Isn’t this just a bit strange? Shouldn’t it be a given that virtually every form of motorsports should be marching forward, going ever faster, challenging the norm, advancing the standard? Shouldn’t the quest for more speed be eternal, even in the age of the new car and of NASCAR restrictions on “creative” engineering?

It’s a fact that racing has become slower – and consequently less dangerous – in the past decade. Clearly, some positives follow. There hasn’t been a death in any of NASCAR’s top three series since Dale Earnhardt died on the final lap of the 2001 Daytona 500. In fact, there have been few notable injuries since then.

Tone down the element of danger in auto racing (or bullfighting or alligator wrestling or any number of “out there” competitions), however, and some of the punch is gone.

Fans don’t expect to see cars tumbling over each other and bursting into flames on every lap, but it’s a fact that the draw of the spectacular is very real, and part of the attraction of motorsports is the idea that each competitor is staring death in the face while battling 42 drivers doing the same thing.

It’s sports on the raw edge – it’s not, for example, badminton, and, for many years, that edge was extended as speeds accelerated and teams put drivers and machines to ever more difficult tests.

The wide-open frontier for such activities used to be Talladega Superspeedway. Drivers laughed at the 200 mph mark there even before the track officially opened, and, in 1987, Bill Elliott screamed across the Talladega finish line at 212.809 mph to set an overall NASCAR qualifying record that still stands – and probably will stand forever. Unfortunately, 1987 also was the year Bobby Allison’s car thought it could fly at Talladega and came within a few feet of soaring into the main grandstand. That brought on speed restrictions (understandably), and the wild blue yonder was officially closed to NASCAR drivers.

One of the next big shocking speed moments for NASCAR occurred 10 years later at Atlanta Motor Speedway. The track had been reconfigured and “flipped,” the former backstretch becoming the frontstretch, prior to the fall race that season, and the new layout created rocket speeds. Hot numbers went up on the digital scoreboard throughout qualifying, and eyebrows and blood pressures went up in the garage. Still, few were prepared for the pole run Geoffrey Bodine slammed onto the board – a remarkable 197.478 mph. At a 1.5-mile track. Stunning.

NASCAR doesn’t like flirtation with the magic 200 number, so the speed police stepped in.
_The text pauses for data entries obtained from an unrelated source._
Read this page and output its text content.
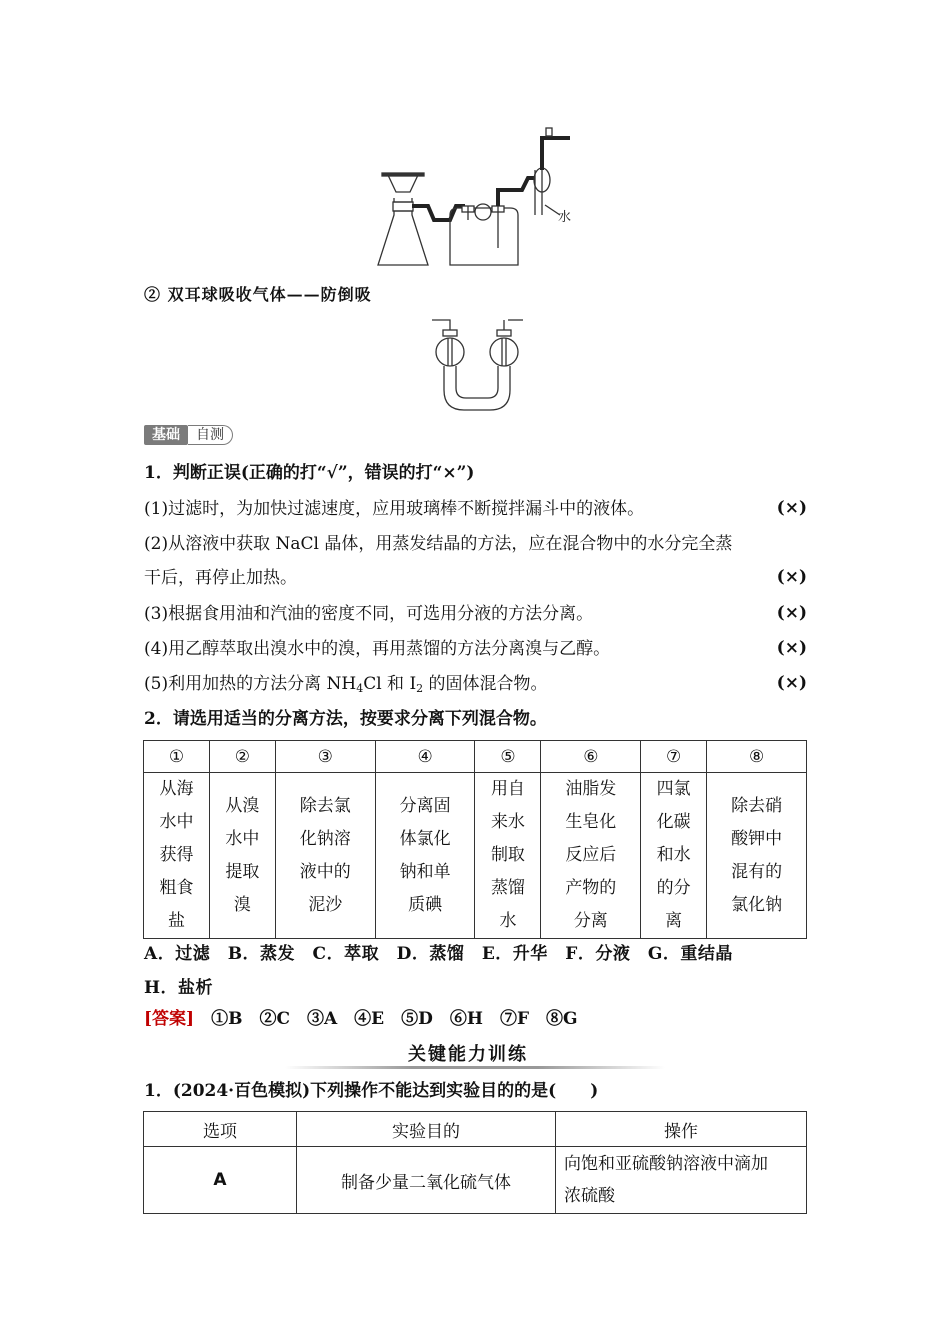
水
② 双耳球吸收气体——防倒吸
基础	自测
1．判断正误(正确的打“√”，错误的打“×”)
(1)过滤时，为加快过滤速度，应用玻璃棒不断搅拌漏斗中的液体。	(×)
(2)从溶液中获取 NaCl 晶体，用蒸发结晶的方法，应在混合物中的水分完全蒸
干后，再停止加热。	(×)
(3)根据食用油和汽油的密度不同，可选用分液的方法分离。	(×)
(4)用乙醇萃取出溴水中的溴，再用蒸馏的方法分离溴与乙醇。	(×)
(5)利用加热的方法分离 $NH_4Cl$ 和 $I_2$ 的固体混合物。	(×)
2．请选用适当的分离方法，按要求分离下列混合物。
①	②	③	④	⑤	⑥	⑦	⑧
从海水中获得粗食盐	从溴水中提取溴	除去氯化钠溶液中的泥沙	分离固体氯化钠和单质碘	用自来水制取蒸馏水	油脂发生皂化反应后产物的分离	四氯化碳和水的分离	除去硝酸钾中混有的氯化钠
A．过滤　B．蒸发　C．萃取　D．蒸馏　E．升华　F．分液　G．重结晶
H．盐析
[答案]　 ①B　②C　③A　④E　⑤D　⑥H　⑦F　⑧G
关键能力训练
1．(2024·百色模拟)下列操作不能达到实验目的的是(　　)
选项	实验目的	操作
A	制备少量二氧化硫气体	向饱和亚硫酸钠溶液中滴加
浓硫酸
The next year, Atlanta’s pole speeds were in the 192-193 range, and the fastest lap since then at one of NASCAR’s fastest tracks has been a 194.6. This March’s pole run was only 187.
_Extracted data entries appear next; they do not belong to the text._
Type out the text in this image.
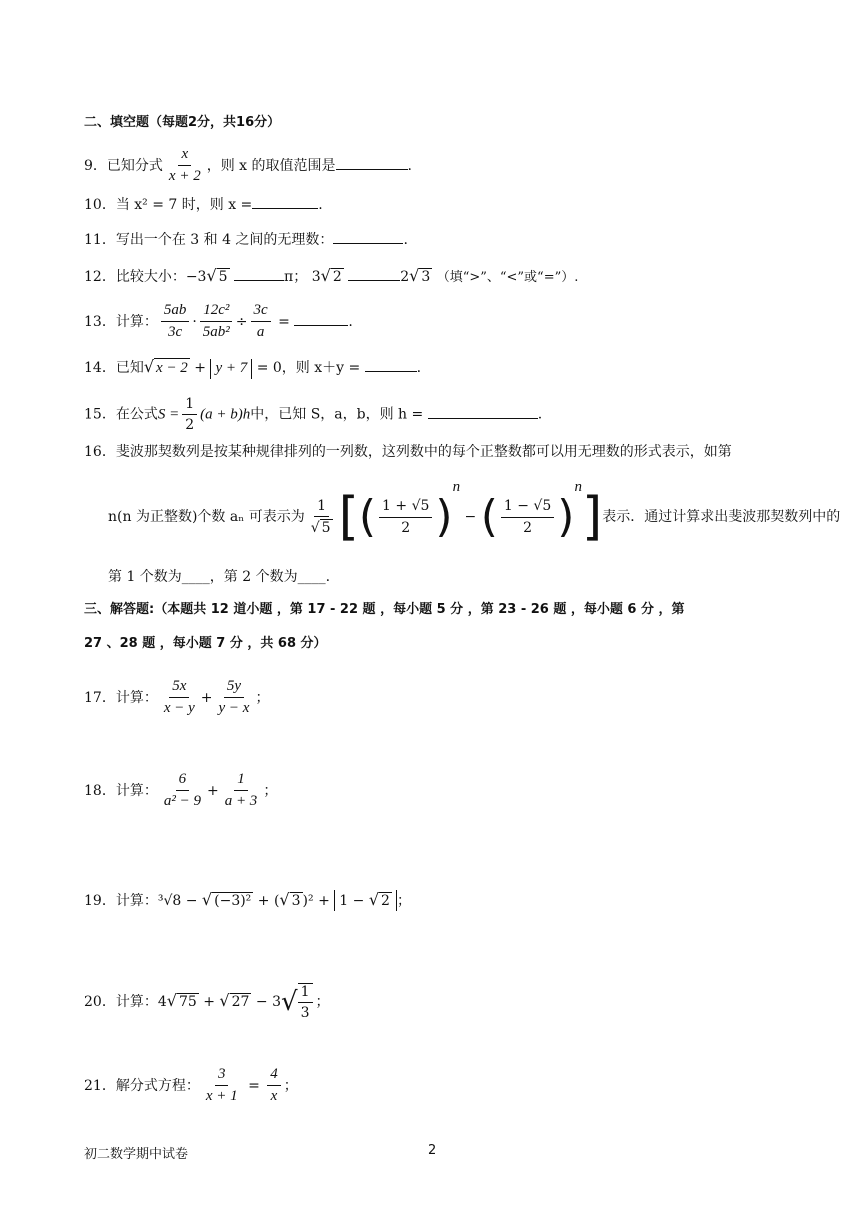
二、填空题（每题2分，共16分）
9．已知分式 $\frac{x}{x + 2}$ ，则 x 的取值范围是	.
10．当 x² = 7 时，则 x =	.
11．写出一个在 3 和 4 之间的无理数：	.
12．比较大小：−3√ 5	π； 3√ 2	2√ 3 （填“>”、“<”或“=”）.
13．计算： $\frac{5ab}{3c} \cdot \frac{\text{12c²}}{\text{5ab²}} \div \frac{3c}{a}$ =	.
14．已知√ x − 2 + y + 7 = 0，则 x＋y =	.
15．在公式$S = \frac{1}{2} (a + b)h$中，已知 S，a，b，则 h =	.
16．斐波那契数列是按某种规律排列的一列数，这列数中的每个正整数都可以用无理数的形式表示，如第
n(n 为正整数)个数 aₙ 可表示为 $\frac{1}{√ 5}$ [( $\frac{1 + √5}{2} )^n$ − ( $\frac{1 - √5}{2} )^n$]表示．通过计算求出斐波那契数列中的
第 1 个数为____，第 2 个数为____.
三、解答题:（本题共 12 道小题 ，第 17 - 22 题 ，每小题 5 分 ，第 23 - 26 题 ，每小题 6 分 ，第
27 、28 题 ，每小题 7 分 ，共 68 分）
17．计算： $\frac{5x}{x - y} + \frac{5y}{y - x}$ ；
18．计算： $\frac{6}{\text{a² − 9}} + \frac{1}{a + 3}$ ；
19．计算：³√8 − √ (−3)² + (√ 3 )² + 1 − √ 2 ；
20．计算：4√ 75 + √ $27 - 3√ \frac{1}{3}$ ；
21．解分式方程： $\frac{3}{x + 1} = \frac{4}{x}$ ；
初二数学期中试卷	2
Is the “slowdown” good or bad?

There are opposing camps. Many drivers say speed has almost nothing to do with racing, that the idea is close competition regardless of the speedometer reading. This is true to a degree, although drivers are notoriously poor judges of such things.

Dale Earnhardt, one of the best “lawyers” ever in the garage, was adamantly opposed to speed legislation. He wanted to put all the Daytona-Talladega restrictor plates in a pile and nuke them. In his view, the speed limit was his big right foot.

Tonight, Cup drivers will race for the first time at a restrictor-plate track since Carl Edwards’ shocking ride into the frontstretch fence at Talladega in April. In the Coke Zero 400 at Daytona, they once again will battle the wind and physics to run as fast as possible – but not as fast as drivers once tested Daytona.

Auto racing always should be about the chill of adventure. You go fast. The other guy goes faster. You meet in the turn. One of you comes out in front on the other side. At speed.